Random Stuff From the Top of My Head and the Tip of My Pen

Odds and ends once again....

Here'e Merv from The Dreaming in a rare moment of rest....



Stardancer...no relation to Silver Surfer or Spider Robinson.



Meanwhile, this jovial T-Rex about town is submitted as proof of why I shouldn't let my mind wander too far while sketching...

11 January 2007

Back to the Drawing Board...

I started doing some housecleaning of my file cabinet a couple of months ago, and as usual got distracted by something shiny and didn't finish. Time to get some more of this stuff out of my way, so here we go....

First of all, here's a very old one...from sometime in the 1990, more precisely. It's very rough, and my sense of form still needed a lot of work here. Still, it was fun to do at the time. I'm working on a color version of this piece that I'll upload another time.

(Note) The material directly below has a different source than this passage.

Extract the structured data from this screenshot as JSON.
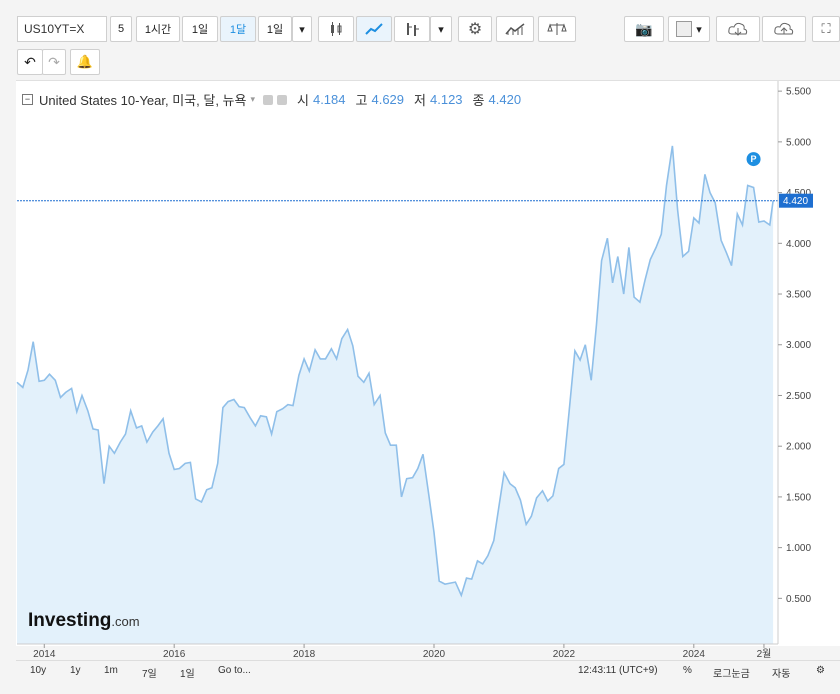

More on the same theme, and from about the same time. I was really getting off on Giffen and Maguire's take on Justice League at the time, and this piece shows it. Even now it remains one of the funniest comic books I've ever read.
Interestingly, this is also one of the first pieces where I realized that my left-handedness was causing me a perspective problem. Anything I drew with a vertical composition had a tendency to lean to the right as it went up. I shudder to think how many right-leaning drawings I inadvertently did prior to realizing this. I've since solved the problem by starting any drawing with ruled lines showing the visual and actual centers of the page or panel.

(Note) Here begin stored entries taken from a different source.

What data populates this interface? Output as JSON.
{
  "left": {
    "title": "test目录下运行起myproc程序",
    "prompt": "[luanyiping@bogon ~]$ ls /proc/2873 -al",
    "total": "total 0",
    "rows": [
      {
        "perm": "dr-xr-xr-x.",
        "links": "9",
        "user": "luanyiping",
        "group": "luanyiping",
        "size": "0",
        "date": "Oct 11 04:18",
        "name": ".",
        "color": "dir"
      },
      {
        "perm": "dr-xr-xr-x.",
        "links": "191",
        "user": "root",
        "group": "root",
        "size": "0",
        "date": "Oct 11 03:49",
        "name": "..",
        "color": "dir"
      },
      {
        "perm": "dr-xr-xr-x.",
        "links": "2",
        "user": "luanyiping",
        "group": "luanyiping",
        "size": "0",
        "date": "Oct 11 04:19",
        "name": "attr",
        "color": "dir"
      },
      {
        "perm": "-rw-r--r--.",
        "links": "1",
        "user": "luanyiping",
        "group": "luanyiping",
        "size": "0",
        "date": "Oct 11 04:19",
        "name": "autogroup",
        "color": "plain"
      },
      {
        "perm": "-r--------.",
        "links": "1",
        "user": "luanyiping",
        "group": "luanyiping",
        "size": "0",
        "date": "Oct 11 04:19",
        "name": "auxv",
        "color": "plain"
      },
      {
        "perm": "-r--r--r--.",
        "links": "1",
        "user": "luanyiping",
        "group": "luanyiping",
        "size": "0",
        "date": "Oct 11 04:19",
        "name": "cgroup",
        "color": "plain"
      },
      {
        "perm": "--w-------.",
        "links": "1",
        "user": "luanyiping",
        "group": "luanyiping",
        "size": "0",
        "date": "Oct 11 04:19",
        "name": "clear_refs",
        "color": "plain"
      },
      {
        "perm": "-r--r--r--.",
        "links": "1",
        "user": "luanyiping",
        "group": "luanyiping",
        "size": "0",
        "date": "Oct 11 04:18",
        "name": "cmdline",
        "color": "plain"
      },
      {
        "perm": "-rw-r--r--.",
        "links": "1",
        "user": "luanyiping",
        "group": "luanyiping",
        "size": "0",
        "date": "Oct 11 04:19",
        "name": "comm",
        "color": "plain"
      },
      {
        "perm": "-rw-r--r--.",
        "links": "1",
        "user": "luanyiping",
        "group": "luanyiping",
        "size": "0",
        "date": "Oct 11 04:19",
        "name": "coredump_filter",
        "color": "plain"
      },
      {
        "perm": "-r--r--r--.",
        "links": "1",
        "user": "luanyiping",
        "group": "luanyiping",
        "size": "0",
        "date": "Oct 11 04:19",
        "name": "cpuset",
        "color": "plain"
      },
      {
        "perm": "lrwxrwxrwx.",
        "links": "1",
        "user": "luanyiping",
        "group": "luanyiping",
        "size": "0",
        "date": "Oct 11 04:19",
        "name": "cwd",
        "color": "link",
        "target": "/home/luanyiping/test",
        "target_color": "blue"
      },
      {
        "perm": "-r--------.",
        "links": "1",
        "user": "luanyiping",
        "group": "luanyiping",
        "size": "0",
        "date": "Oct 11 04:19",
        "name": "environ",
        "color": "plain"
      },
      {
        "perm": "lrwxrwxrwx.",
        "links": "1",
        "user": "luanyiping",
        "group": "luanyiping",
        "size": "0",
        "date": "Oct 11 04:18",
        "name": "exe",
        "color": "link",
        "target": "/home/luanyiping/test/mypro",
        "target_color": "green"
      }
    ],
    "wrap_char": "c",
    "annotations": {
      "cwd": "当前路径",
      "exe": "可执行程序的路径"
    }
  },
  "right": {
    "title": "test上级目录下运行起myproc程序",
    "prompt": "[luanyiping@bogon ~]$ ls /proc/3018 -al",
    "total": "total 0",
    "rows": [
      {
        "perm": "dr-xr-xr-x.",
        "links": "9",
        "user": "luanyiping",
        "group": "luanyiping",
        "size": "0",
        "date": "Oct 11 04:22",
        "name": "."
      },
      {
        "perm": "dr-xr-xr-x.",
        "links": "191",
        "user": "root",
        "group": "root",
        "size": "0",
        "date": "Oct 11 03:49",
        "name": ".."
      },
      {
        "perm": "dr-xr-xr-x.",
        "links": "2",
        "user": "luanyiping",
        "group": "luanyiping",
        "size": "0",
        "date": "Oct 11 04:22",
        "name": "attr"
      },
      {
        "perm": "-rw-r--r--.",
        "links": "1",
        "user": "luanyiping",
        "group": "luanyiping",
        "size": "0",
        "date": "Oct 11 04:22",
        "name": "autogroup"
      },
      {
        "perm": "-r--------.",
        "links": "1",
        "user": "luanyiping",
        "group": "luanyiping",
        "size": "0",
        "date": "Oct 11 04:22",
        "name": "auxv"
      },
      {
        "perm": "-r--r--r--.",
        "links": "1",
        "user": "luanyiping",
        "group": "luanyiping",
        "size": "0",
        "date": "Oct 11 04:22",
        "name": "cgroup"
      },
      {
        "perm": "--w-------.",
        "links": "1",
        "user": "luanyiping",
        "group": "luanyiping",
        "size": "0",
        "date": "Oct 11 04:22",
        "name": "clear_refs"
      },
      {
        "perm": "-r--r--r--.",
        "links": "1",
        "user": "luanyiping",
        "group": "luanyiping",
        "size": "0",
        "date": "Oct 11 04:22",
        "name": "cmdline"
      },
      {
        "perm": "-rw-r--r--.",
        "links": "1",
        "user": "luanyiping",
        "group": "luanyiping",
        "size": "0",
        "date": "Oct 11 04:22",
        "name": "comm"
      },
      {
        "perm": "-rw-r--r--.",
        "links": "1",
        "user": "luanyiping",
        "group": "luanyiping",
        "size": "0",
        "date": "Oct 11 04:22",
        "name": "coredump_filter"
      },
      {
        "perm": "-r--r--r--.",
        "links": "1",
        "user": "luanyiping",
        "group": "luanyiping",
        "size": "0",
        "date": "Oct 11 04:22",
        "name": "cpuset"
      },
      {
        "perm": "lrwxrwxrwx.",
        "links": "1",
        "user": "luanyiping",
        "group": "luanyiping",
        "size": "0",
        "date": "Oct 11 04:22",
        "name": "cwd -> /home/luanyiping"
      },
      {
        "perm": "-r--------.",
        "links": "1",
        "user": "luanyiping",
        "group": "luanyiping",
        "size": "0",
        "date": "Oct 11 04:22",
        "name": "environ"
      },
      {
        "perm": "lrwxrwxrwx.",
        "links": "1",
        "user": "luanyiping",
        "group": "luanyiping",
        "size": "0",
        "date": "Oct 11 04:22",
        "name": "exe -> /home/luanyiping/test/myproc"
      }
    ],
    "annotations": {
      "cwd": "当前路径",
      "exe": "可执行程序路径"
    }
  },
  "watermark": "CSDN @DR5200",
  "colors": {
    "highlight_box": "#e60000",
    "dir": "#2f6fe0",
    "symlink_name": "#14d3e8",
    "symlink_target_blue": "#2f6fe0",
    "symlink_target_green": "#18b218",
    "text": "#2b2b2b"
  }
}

Here's a much more recent (within the last two years) take on the big three of the JLA. This one takes some inspiration from Alex Ross. One of the things that strikes me about Ross's work is that he's one of the few painters I've seen who's not afraid to paint with black. I was always told that true black shouldn't be used in a painting, but I suppose Ross's success shows that rules are made to be broken.
The trinity of DC icons holds a lot of intrigue for me, above their individual stories. I once wrote a paper for a literature course that theorized that characters like this have achieved a status as true modern myths, and I still hold to that idea. There's clearly archetypal ideas behind these characters that provide them a sort of immortality that transcends artistic interpretation or sales figures. Some artists, such as Ross, are better than others at capturing that quality.